- Born: Theodor Hans Walther Hugo von Hallwyl 24 July 1810 Breda, First French Empire (now Netherlands)
- Died: 13 December 1870 (aged 60) Rörswil Estate, Ostermundigen, Switzerland
- Occupations: Estate owner, painter, art collector, patron

= Theodor von Hallwyl =

Count Theodor Hans Walther Hugo von Hallwyl (24 July 1810 – 13 December 1870) was a Swiss nobleman, painter, estate owner, art collector and patron who laid the foundation for the Museum of Fine Arts Berne.

== Early life and education ==
Hallwyl was born 24 July 1810 in Breda, First French Empire (presently Netherlands), the second of seven children, to Count Karl Gabriel von Hallwyl (1778–1827), then Lieutenant colonel in the Regiment of Major General von Ziegler, No. 3 in Dutch service, and Countess Wilhelmine Rosa von Hallwyl (née de Goumoëns; 1783–1845).
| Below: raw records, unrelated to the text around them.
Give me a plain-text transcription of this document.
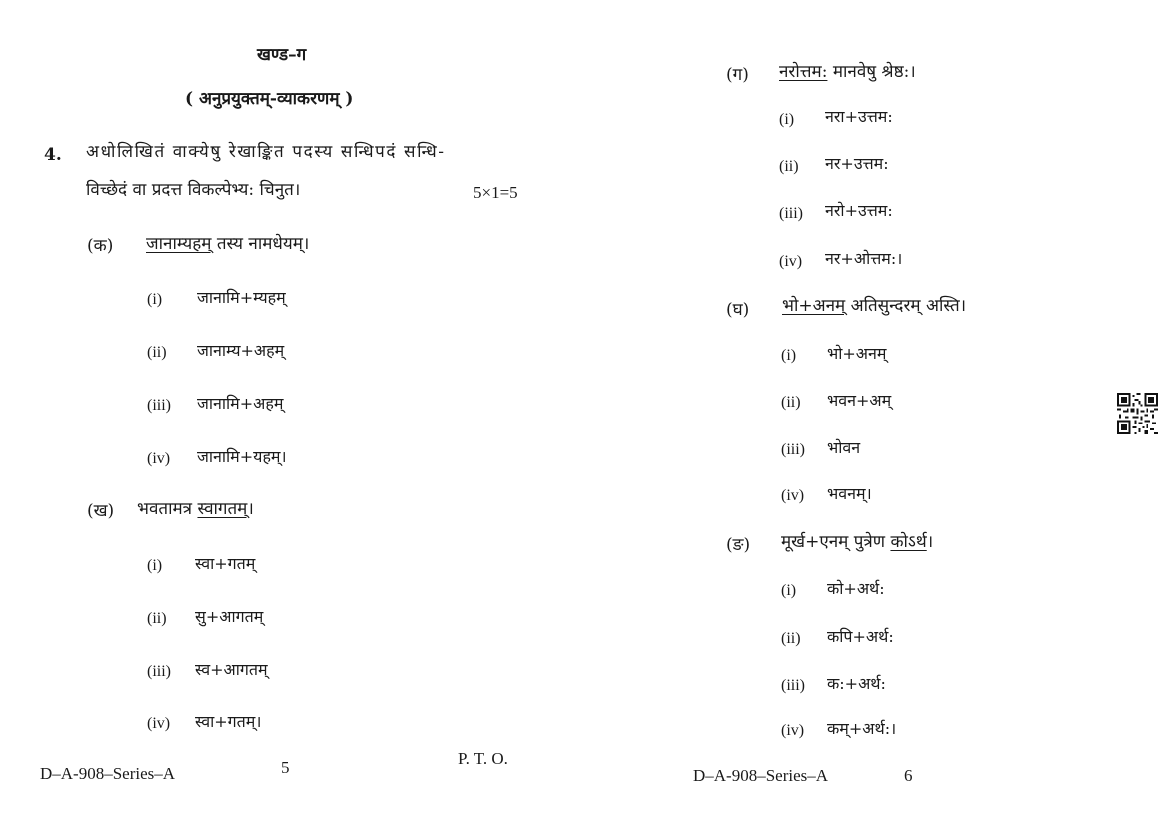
खण्ड–ग
( अनुप्रयुक्तम्-व्याकरणम् )
4. अधोलिखितं वाक्येषु रेखाङ्कित पदस्य सन्धिपदं सन्धि-
विच्छेदं वा प्रदत्त विकल्पेभ्य: चिनुत।	5×1=5
(क) जानाम्यहम् तस्य नामधेयम्।
(i) जानामि+म्यहम्
(ii) जानाम्य+अहम्
(iii) जानामि+अहम्
(iv) जानामि+यहम्।
(ख) भवतामत्र स्वागतम्।
(i) स्वा+गतम्
(ii) सु+आगतम्
(iii) स्व+आगतम्
(iv) स्वा+गतम्।
D–A-908–Series–A	5	P. T. O.
(ग) नरोत्तम: मानवेषु श्रेष्ठ:।
(i) नरा+उत्तम:
(ii) नर+उत्तम:
(iii) नरो+उत्तम:
(iv) नर+ओत्तम:।
(घ) भो+अनम् अतिसुन्दरम् अस्ति।
(i) भो+अनम्
(ii) भवन+अम्
(iii) भोवन
(iv) भवनम्।
(ङ) मूर्ख+एनम् पुत्रेण कोऽर्थ।
(i) को+अर्थ:
(ii) कपि+अर्थ:
(iii) क:+अर्थ:
(iv) कम्+अर्थ:।
D–A-908–Series–A	6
His father was born at Hallwyl Castle in Hallwil, Switzerland, the ancestral seat of the family since the 12th century. Many of the Hallwyl including his father served in foreign military assignments.

== Personal life ==
In 1834, Hallwyl married Margaritha Cäcilia von Imhoff (1815–1893), a daughter of Abraham Balthasar von Imhoff (1773–1859) and Katharina Maria von Imhoff (née Haller; 1787–1863), who belonged to the Bernese Patriciate. They had three children;

- Hans Hugo von Hallwyl (1835–1909), married firstly Esther May (1840–1899) with whom he had two daughters, secondly to Austrian-born Hedwig Wilhelmine Josefa Styx, who was the nanny of his children.
- Johann Theodor Walther von Hallwyl (1839–1921), married firstly Adèle von Stackelberg, secondly
- Mathilde Agnes von Hallwyl (1857–1866)

Hallwyl passed away 13 December 1870 at Rörswil Estate aged 60.